How many bins should I use for ECE, given intra-bin cancellation?
There is a tension: too few bins let over- and under-confident cases inside one bin cancel and hide miscalibration; too many leave each bin with too few samples for a stable accuracy estimate. Practice uses 10–20 equal-width bins, cross-checks with equal-frequency (adaptive) bins so each holds similar counts, and always inspects the full reliability diagram rather than trusting the single ECE number.
Why is calibration "non-negotiable" for medicine and finance but not for a spam filter you only threshold?
If you only need a yes/no decision at a fixed threshold, the ranking (which ROC-AUC captures) suffices; but when the number itself drives a downstream decision — dose, bet size, risk premium — a lie in the probability is a lie in the decision.
Why does log-loss reward calibration at all, mathematically?
Because it is a proper scoring rule: for any true event rate q, the expected log-loss is minimized precisely when you report p^=q, so the honest, calibrated probability is the optimum — see Proper Scoring Rules.
Why might replacing log-loss with Focal Loss hurt calibration even if it helps rare-class accuracy?
Focal loss down-weights easy, confident examples to focus learning on hard ones, which distorts the probability magnitudes away from true frequencies — great for recall on imbalanced data, but the softmax numbers drift from calibrated values.
How does temperature scaling actually change confidence without changing the prediction?
It divides every logit zk by a single scalar T>0 before softmax.
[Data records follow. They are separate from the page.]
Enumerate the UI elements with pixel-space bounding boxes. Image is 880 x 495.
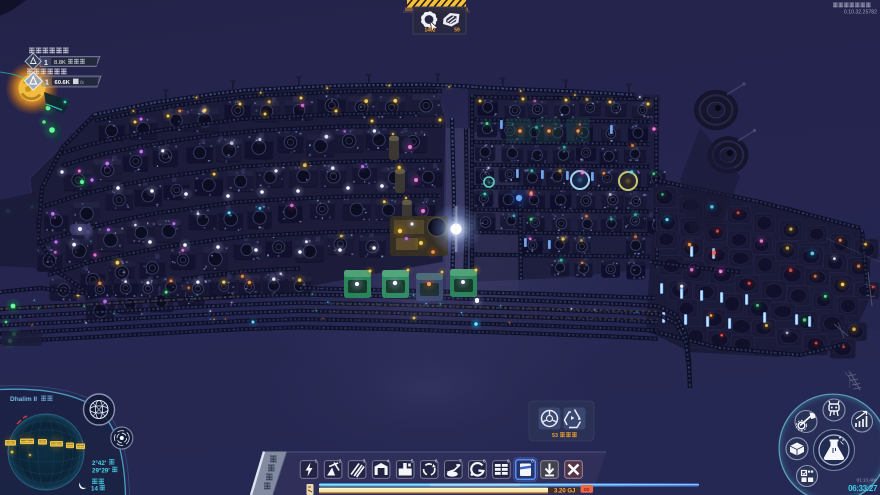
svg-text:∞: ∞ bbox=[584, 484, 590, 494]
svg-text:3.20 GJ: 3.20 GJ bbox=[554, 489, 575, 495]
svg-text:8: 8 bbox=[483, 458, 486, 463]
svg-text:3: 3 bbox=[363, 458, 366, 463]
svg-text:60.6K: 60.6K bbox=[55, 80, 71, 86]
svg-text:0.10.32.25782: 0.10.32.25782 bbox=[844, 10, 877, 16]
svg-text:5: 5 bbox=[411, 458, 414, 463]
svg-text:2: 2 bbox=[339, 458, 342, 463]
svg-text:29°29′: 29°29′ bbox=[92, 468, 110, 475]
svg-text:8.8K: 8.8K bbox=[54, 60, 66, 66]
svg-text:01:13 AM: 01:13 AM bbox=[857, 478, 877, 483]
svg-text:9: 9 bbox=[507, 458, 510, 463]
svg-text:1: 1 bbox=[44, 60, 48, 67]
svg-text:59: 59 bbox=[454, 28, 460, 34]
svg-text:4: 4 bbox=[387, 458, 390, 463]
svg-text:0: 0 bbox=[531, 458, 534, 463]
svg-text:06:33:27: 06:33:27 bbox=[848, 484, 878, 493]
svg-text:14: 14 bbox=[91, 486, 98, 493]
svg-text:/s: /s bbox=[80, 80, 84, 86]
svg-text:2°42′: 2°42′ bbox=[92, 460, 107, 467]
svg-text:1: 1 bbox=[45, 80, 49, 87]
svg-text:Dhalim II: Dhalim II bbox=[10, 396, 37, 403]
svg-text:1462: 1462 bbox=[424, 28, 435, 34]
svg-text:53: 53 bbox=[552, 433, 558, 439]
svg-text:7: 7 bbox=[459, 458, 462, 463]
svg-text:1: 1 bbox=[315, 458, 318, 463]
svg-text:6: 6 bbox=[435, 458, 438, 463]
A large T shrinks the gaps between logits so softmax flattens toward uniform (less confident); a small T exaggerates gaps so it sharpens toward one-hot (more confident). Because dividing all logits by the same T never changes their order, the argmax — and thus accuracy — is untouched; only the probabilities move. See the figure below and Temperature Scaling.
What is the log-loss contribution of a prediction p^=0.5 regardless of the true label?
It is −log(0.5)≈0.693 (i.e. ln2, or 1 bit in base 2) in either case — the model that always shrugs "50/50" pays a fixed, moderate price and never risks the infinite penalty.
What happens to log-loss if p^=1 but the true label is y=0?
The loss is −log(1−1)=−log0=+∞ — a single perfectly-confident perfectly-wrong prediction makes the entire dataset average infinite, which is why clipping is mandatory.
An empty confidence bin (∣Bm∣=0) — what is its ECE contribution?
Zero, because its weight ∣Bm∣/N=0; empty bins simply drop out of the sum and never affect ECE.
All predictions fall into one bin — is ECE still meaningful?
Barely — with one bin, ECE reduces to the single gap ∣acc−conf∣ and can look tiny even under severe miscalibration, since intra-bin cancellation is at its worst. Use more bins.
A model outputs identical p^=0.3 for every sample and 30% of samples are positive — calibrated?
Yes, perfectly calibrated by definition (stated 30% matches observed 30%) even though it is uselessly non-discriminative — calibration says nothing about the model's ability to separate classes; that is ROC-AUC's job.
What log-loss does a random 50/50 guesser get on a balanced binary set?
About 0.693 (ln2) — this is the natural "no information" baseline; any model scoring worse than ≈0.693 is doing worse than coin-flipping.
Recall Quick self-check
Overconfident reliability curve sits where relative to the diagonal? ::: Below it — stated confidence exceeds observed accuracy.
Does ECE = 0 guarantee perfect calibration? ::: No — intra-bin cancellation can hide miscalibration.
Is a 100%-accurate model necessarily low log-loss? ::: No — timid probabilities (e.g. all 0.51) keep log-loss high despite perfect accuracy.
Which log base does this page use? ::: Natural log (base e), so −log0.5≈0.693.